If you have trouble finding a yam this big, then you are most likely searching for something that isn’t there anymore. I searched in the crocus bag, I searched in the corners, I peeked over the pot on the fire, but this thing that claimed most of my time today was gone. I assumed that there was some logical explanation for the missing yam. And out of all the explanations that Dowdy could have given me, I would have never guessed that he had given it away. Here I am, mister self righteous servant of the people, and there was an unmistakable twinge of rage that lingered in my heart over what should be seen as an amazingly generous act. Apparently, Cham, one of the poorest members of the community, had come by before I had finished by fresh, and Dowdy just handed the yam over to her as though it was nothing, no second thought, no tinge of remorse in its departure. When I asked Dowdy what the hell he was thinking, he merely replied that he was happy to have it to give. I don’t think it would’ve been too tactful of me to tell him about that spot I reserved in my stomach for it. All I could do was just except that, amidst all the hustlers, gangsters, and ganja, there is a certain grace in this culture that I had overlooked and that I could learn a great deal from, a little rule about what could be owned and what belongs to everybody.
In the end, that little spot in my stomach welcomed the other yams that, although smaller, quelled our hunger and fed an evening of story trading, stories about a yam, Yam Almighty, a story which slowly faded away as the sound of rain on the zinc roof persuaded a trance whose purpose has yet to be explained, a trance which occupies a good portion of the time that we are allowed to call ourselves alive. While hundreds of tourists exacerbated their Margarita induced highs, Dowdy and I slept and dreamed about all the giant yams we would never find and that no one would ever find because, unlike mountains or homeruns, yams are edible and found beneath the soil of an island of which, to the rest of the world, is only a coastline – white sands, blue waters, Rastafarians, and women in bikinis.

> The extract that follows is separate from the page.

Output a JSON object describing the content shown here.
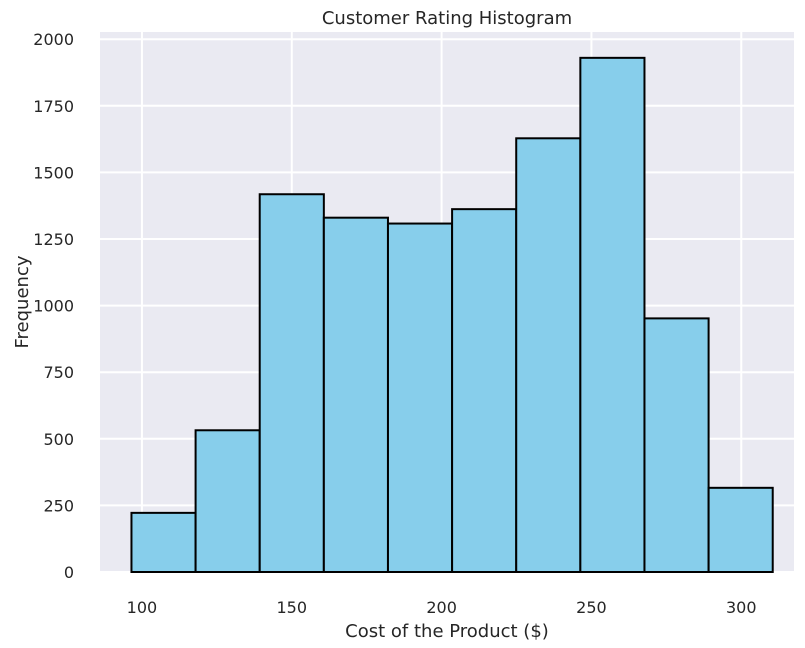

Morning came without the rain, and the sun dried the red soil of the Cockpits once again into a hard sandy crust which fertilized the blooming morning glories, whose nectar fed the great swallowtail butterfly, whose beauty provided a perfect target for the black-billed parrot. And the magnanimous vine that stretched out to choke the strongest Brasiletto tree in the forest reached up for something greater to hold on to, something more, someway to win the great, woodland struggle for solar nutrition, waiting for two more hungry Jamaicans.